The quartet's enthusiastically received concert at Carnegie Hall in February 1963 demonstrated the fact that people of all ages were turning on to Brubeck's music. Jazz Impressions of New York (1964) sold well and widely and was followed by the quartet's appearance in the Lincoln Center's "Great Performers" series of April 1966. In December 1967, after an exultant European tour, the Dave Brubeck Quartet was officially disbanded because its leader had wearied of the grueling schedule and wanted to spend more time with Iola and their six children. The pause also gave him time to explore his spiritual sensitivities. The Light in the Wilderness was a sixty-three-minute oratorio, based on the teachings and temptations of Christ, for which Iola provided the libretto. In March 1969 the Cincinnati Symphony premiered the piece, which the Columbia Broadcasting System (CBS) television network broadcast on Easter morning.

The Gates of Justice, a jazz cantata that musically linked the Old Testament with the speeches of Martin Luther King, Jr., also debuted in 1969. A Fugal Fanfare, commissioned by the Cincinnati Symphony on its seventy-fifth anniversary, was first performed 27 January 1970. Brubeck dedicated Truth Is Fallen, scored for orchestra, chorus, and rock band, to the students killed at Kent State and Jackson State universities in 1970. In the 1970s and 1980s Brubeck was back on the road, performing and recording his classical and jazz pieces with a new group. Four of his children often joined the tour: Darius on electronic keyboard, Chris on electric bass and trombone, Danny on drums, and Matthew on cello.

Brubeck produced more than 500 jazz and classical pieces, entertained seven U.S. presidents, and played for Pope John Paul II. Brubeck's status as a national treasure was confirmed in 1994 when he was awarded the National Medal of Arts. By then he had helped build a worldwide following for jazz. Brubeck found his sixty-year climb to the jazz heights an exercise in surprising self-discovery. "In jazz you perform as you compose," he told an interviewer; this made the music "a place to go beyond myself." In moments of inspiration, "I'm the happiest guy in the world," he said, because "when it's all working there's nothing better in this world."

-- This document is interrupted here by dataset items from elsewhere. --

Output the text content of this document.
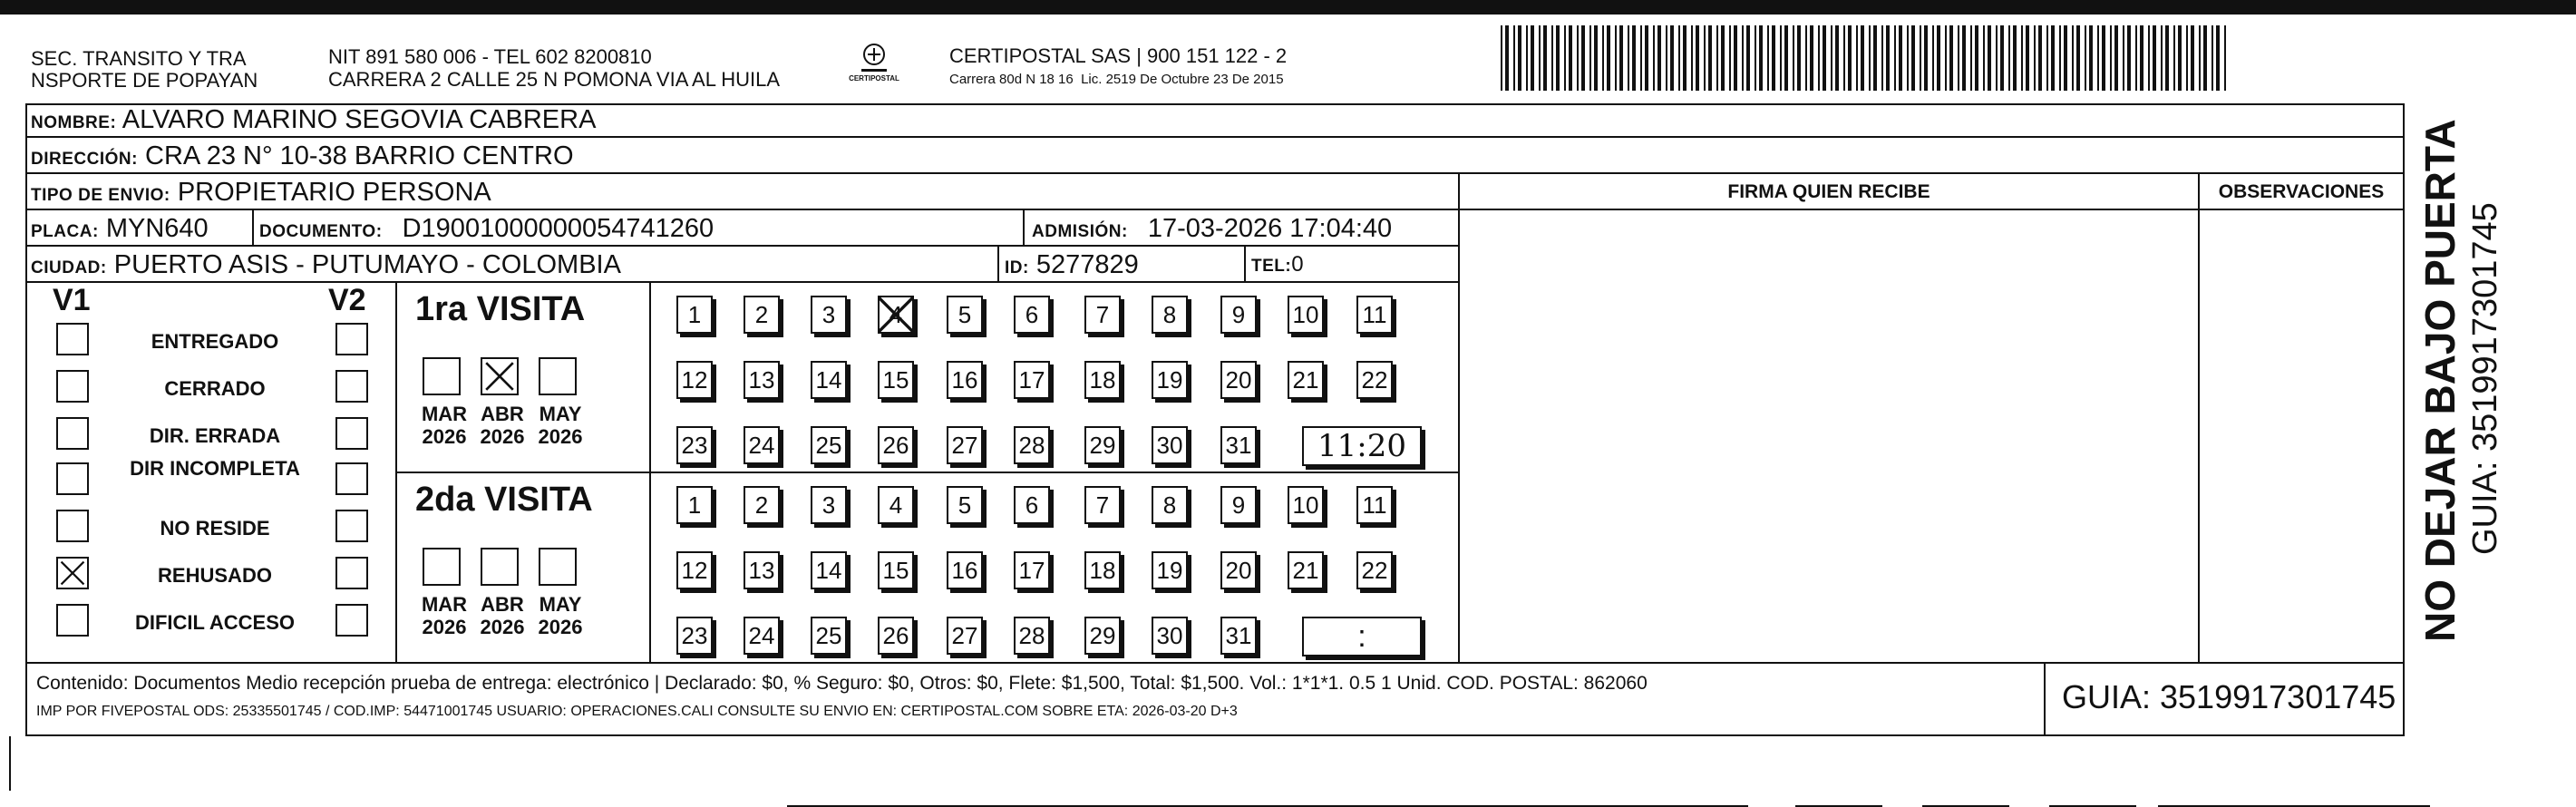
SEC. TRANSITO Y TRA
NSPORTE DE POPAYAN
NIT 891 580 006 - TEL 602 8200810
CARRERA 2 CALLE 25 N POMONA VIA AL HUILA	CERTIPOSTAL
CERTIPOSTAL SAS | 900 151 122 - 2
Carrera 80d N 18 16  Lic. 2519 De Octubre 23 De 2015
NOMBRE: ALVARO MARINO SEGOVIA CABRERA
DIRECCIÓN: CRA 23 N° 10-38 BARRIO CENTRO
TIPO DE ENVIO: PROPIETARIO PERSONA	FIRMA QUIEN RECIBE	OBSERVACIONES
PLACA: MYN640	DOCUMENTO: D19001000000054741260	ADMISIÓN: 17-03-2026 17:04:40
CIUDAD: PUERTO ASIS - PUTUMAYO - COLOMBIA	ID: 5277829	TEL:0
V1	V2
ENTREGADO
CERRADO
DIR. ERRADA
DIR INCOMPLETA
NO RESIDE
REHUSADO
DIFICIL ACCESO
1ra VISITA
MAR
2026
ABR
2026
MAY
2026
1	2	3	4	5	6	7	8	9	10 11
12 13 14 15 16 17 18 19 20 21 22
23 24 25 26 27 28 29 30 31	11:20
2da VISITA
MAR
2026
ABR
2026
MAY
2026
1	2	3	4	5	6	7	8	9	10 11
12 13 14 15 16 17 18 19 20 21 22
23 24 25 26 27 28 29 30 31	:
Contenido: Documentos Medio recepción prueba de entrega: electrónico | Declarado: $0, % Seguro: $0, Otros: $0, Flete: $1,500, Total: $1,500. Vol.: 1*1*1. 0.5 1 Unid. COD. POSTAL: 862060
IMP POR FIVEPOSTAL ODS: 25335501745 / COD.IMP: 54471001745 USUARIO: OPERACIONES.CALI CONSULTE SU ENVIO EN: CERTIPOSTAL.COM SOBRE ETA: 2026-03-20 D+3	GUIA: 3519917301745
NO DEJAR BAJO PUERTA GUIA: 3519917301745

Many of Brubeck's manuscripts and photographs, along with his correspondence, both business and personal, are held in the Dave Brubeck Institute for Jazz Studies at the University of the Pacific, Stockton, California. A biography is Fred M. Hall, It's About Time: The Dave Brubeck Story (1996), which includes a discography through the summer of 1997. Brubeck's contribution to easing cold war tensions is analyzed in Ilse Storb and Klaus-Gotthard Fischer, Dave Brubeck: Improvisations and Compositions, The Idea of Cultural Exchange (1994). Brubeck discusses his life and art with Leonard Lyons in The Great Pianists: Speaking of Their Lives and Music (1983), and with Hedrick Smith in Redis-covering Dave Brubeck, produced by South Carolina Educational Television in 2001 and aired on the Public Broadcasting System.